Granting access to an individual’s smartphone in this way does present other, more tangential opportunities using this technology. Venues would have the precise geo-location of every visitor, allowing organisers to send personalised messages to individuals as they moved around the venue. This has obvious applications for sales and marketing push messages, such as shopping options either related to the venue – e.g. purchasing drinks without having to stand in a queue at the bar – or to the event itself – gift shop and merchandising opportunities.

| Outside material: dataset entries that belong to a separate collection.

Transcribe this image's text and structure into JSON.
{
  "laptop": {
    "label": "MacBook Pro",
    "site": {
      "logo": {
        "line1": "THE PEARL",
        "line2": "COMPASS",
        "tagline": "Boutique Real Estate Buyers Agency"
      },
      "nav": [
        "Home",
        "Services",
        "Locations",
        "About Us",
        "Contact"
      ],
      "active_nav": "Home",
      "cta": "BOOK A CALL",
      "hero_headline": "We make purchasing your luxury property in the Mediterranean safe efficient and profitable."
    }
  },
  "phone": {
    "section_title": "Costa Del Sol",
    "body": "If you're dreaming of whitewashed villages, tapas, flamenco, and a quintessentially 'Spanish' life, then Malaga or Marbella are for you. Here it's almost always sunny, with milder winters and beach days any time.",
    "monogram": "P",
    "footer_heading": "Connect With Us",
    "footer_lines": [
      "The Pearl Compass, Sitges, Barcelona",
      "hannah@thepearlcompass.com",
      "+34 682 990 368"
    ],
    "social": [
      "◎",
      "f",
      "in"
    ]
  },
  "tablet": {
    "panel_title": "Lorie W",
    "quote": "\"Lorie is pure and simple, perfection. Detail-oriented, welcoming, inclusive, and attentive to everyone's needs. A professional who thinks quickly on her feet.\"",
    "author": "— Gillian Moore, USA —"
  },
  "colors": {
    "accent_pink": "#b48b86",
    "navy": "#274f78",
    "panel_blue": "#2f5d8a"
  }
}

“We used identity as our ‘North Star’ – our guiding light to develop a product that makes each individual fan experience the greatest it could be,” said Justin Burleigh, EVP of product at Ticketmaster.

“This means using identity to drive customised experiences based on who you are and where you are, eliminating fraud, resulting in a safer environment and delivering more personalisation based on the specific event you’re attending.”

The Lisnr technology is already in place at hundreds of venues in the US and the company expects a full global rollout to take place over the next four years. Since its inception in 2012, Lisnr has raised over $14 million in business capital. Intel is one of its biggest backers.

Beyond concert venues, the same geo-location principles could be applied in future to shopping centres, with retailers able to send proximity-based alerts and offers to shoppers in real time as people pass by.

Other start-ups, such as London-based Chirp, are also exploring uses for data-over-audio, while Google’s Nearby tool already uses near-ultrasonic audio signals to drive its proximity-based messaging technology.

Ticketmaster has been looking for ways to “up its technology game” in recent years. In May 2016, it held a hackathon in Dublin to encourage developers to create new ticketing systems for the company using its Open API.